Он передёрнул плечами.
— Не считаете же вы серьёзно, милая барышня, что с помощью стихов можно поднимать колокола на колокольню? Мы говорим об одном и том же, но думаем разное.
— Я и прошу вас сказать, что вы думаете об идее Егора Павловича.
— Прежде всего я думаю, не надо из меня делать подсудимого. Я возражаю не против слов, и даже не против мыслей. Но события слишком распалили вашу фантазию. И я против состояния, в котором вы находитесь.
— Потому что оно тебе чуждо, да? — сказал Цветухин. — Я считал тебя моложе.
— При чем здесь молодость?
— Революция — это молодость.
— Умри. Я выбью это слово на твоём надгробии. К сожалению, молодость невинна в делах искусства. Впрочем, не совсем невинна. Она мешает искусству.
— Мне непонятно, — призналась Аночка. — Если молодость и революция одно и то же (она немного запнулась)… Разве революция мешает вам писать?
— Она мешает писать против себя, — хмуро произнёс Цветухин, но сейчас же встряхнулся: — Не знаю, не знаю! У меня такое чувство, что мы идём садом, охваченным бурей, все гнётся, ветер свистит, и так шумно на душе, так волнительно, что…
— Ах, черт! Вот оно! — ожесточился Пастухов. — Выскочило! Волнительно! Я ненавижу это слово! Актёрское слово! Выдуманное, не существующее, противное языку… какая-то праздная рожа, а не человеческое слово!.. И твой наигрыш, Егор! Когда я слышу эти одушевлённые восклицательные знаки, мне чудится — какой-то здоровячок вертится передо мной нагишом и все время показывает бицепсы!
Он остановился, набирая воздуха, чтобы говорить и говорить, словно наступила минута пробивать брешь в мешавшей ему стене.

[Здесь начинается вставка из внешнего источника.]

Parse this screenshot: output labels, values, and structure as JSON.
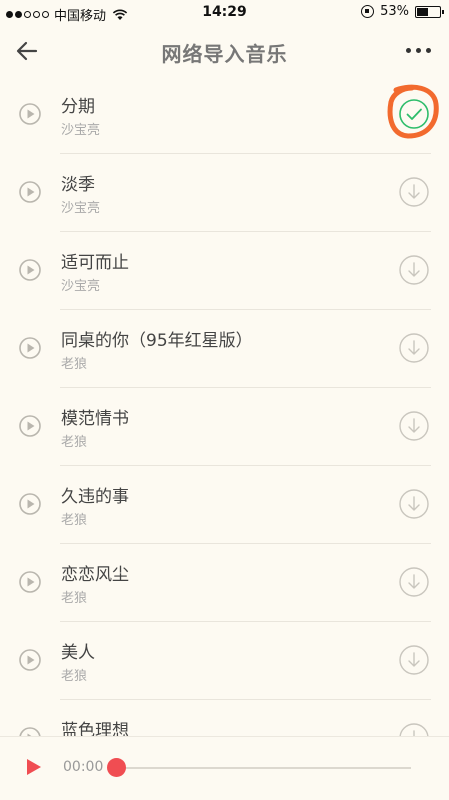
{
  "status_bar": {
    "carrier": "中国移动",
    "time": "14:29",
    "battery": "53%",
    "battery_level": 0.53
  },
  "header": {
    "title": "网络导入音乐"
  },
  "songs": [
    {
      "title": "分期",
      "artist": "沙宝亮",
      "status": "downloaded"
    },
    {
      "title": "淡季",
      "artist": "沙宝亮",
      "status": "download"
    },
    {
      "title": "适可而止",
      "artist": "沙宝亮",
      "status": "download"
    },
    {
      "title": "同桌的你（95年红星版）",
      "artist": "老狼",
      "status": "download"
    },
    {
      "title": "模范情书",
      "artist": "老狼",
      "status": "download"
    },
    {
      "title": "久违的事",
      "artist": "老狼",
      "status": "download"
    },
    {
      "title": "恋恋风尘",
      "artist": "老狼",
      "status": "download"
    },
    {
      "title": "美人",
      "artist": "老狼",
      "status": "download"
    },
    {
      "title": "蓝色理想",
      "artist": "",
      "status": "download"
    }
  ],
  "player": {
    "time": "00:00",
    "progress": 0
  },
  "colors": {
    "accent": "#f04d52",
    "downloaded": "#2ebd6b",
    "annotation": "#f26a2e",
    "background": "#fdfaf2"
  }
}
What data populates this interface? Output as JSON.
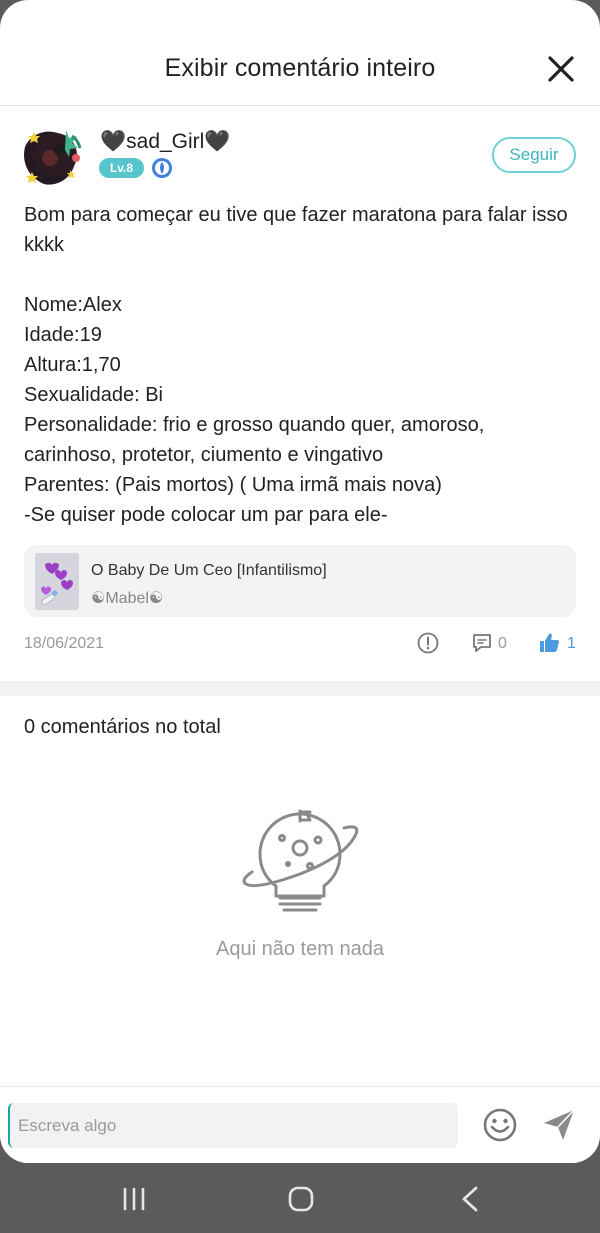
{
  "header": {
    "title": "Exibir comentário inteiro",
    "close_icon": "close-icon"
  },
  "author": {
    "name": "🖤sad_Girl🖤",
    "level": "Lv.8",
    "follow_label": "Seguir"
  },
  "comment": {
    "text": "Bom para começar eu tive que fazer maratona para falar isso kkkk\n\nNome:Alex\nIdade:19\nAltura:1,70\nSexualidade: Bi\nPersonalidade: frio e grosso quando quer, amoroso, carinhoso, protetor, ciumento e vingativo\nParentes: (Pais mortos) ( Uma irmã mais nova)\n-Se quiser pode colocar um par para ele-",
    "linked_post": {
      "title": "O Baby De Um Ceo [Infantilismo]",
      "author": "☯Mabel☯"
    },
    "date": "18/06/2021",
    "comment_count": "0",
    "like_count": "1"
  },
  "comments_section": {
    "total_label": "0 comentários no total",
    "empty_text": "Aqui não tem nada"
  },
  "composer": {
    "placeholder": "Escreva algo"
  },
  "colors": {
    "accent": "#56c6cc",
    "like": "#4a9bdf",
    "muted": "#9a9a9a"
  }
}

И неожиданно замолчал.
Аночка, медленно поднимаясь, в страхе глядела на приотворённую дверь.
Павлик, войдя, манил сестру пальцем. Видно было, что он примчался сюда не переводя дух.
Она, как школьница, перешагнула через стул и подбежала к нему. Он нагнул её к себе, что-то коротко прошептал, изо всех сил удерживая дыхание.
Арсений Романович вскочил.
— Что такое с мамой, а? — спросил он, насторожившись.
Поднялся Егор Павлович. Бледный, он смотрел за Аночкой выросшими глазами. Она стала со всеми прощаться.
— Дорогая моя, позволь я тебя провожу, — попросил Цветухин, когда она подошла к нему.
— Умоляю вас, не надо.
Она схватила Павлика за плечо, и они выбежали из комнаты. Мальчик успел крикнуть:
— Арсений Романыч, я потом забегу!
Цветухин тотчас собрался уходить. У него тряслась рука, когда он подал её Пастухову.
— Ну, куда же ты? Подожди. Неужели ни минуты не можешь без золотого башмачка?
— Оставь, оставь! — вырвалось у Егора Павловича. — Ты не представляешь, что значит для Аночки её мать!
— Она при смерти, — сказал Арсений Романович.
— Откуда же мне знать… — замялся Пастухов.
Он проводил Цветухина по коридору и зашёл в свою комнату.
Анастасия Германовна распахнула окно. Уже сильно алело на западе, но было ещё душно. Они сели рядом. Все чересчур быстро переменилось, и они должны были помолчать, чтобы собрать мысли. Немного погодя Анастасия Германовна положила руку на колено мужа.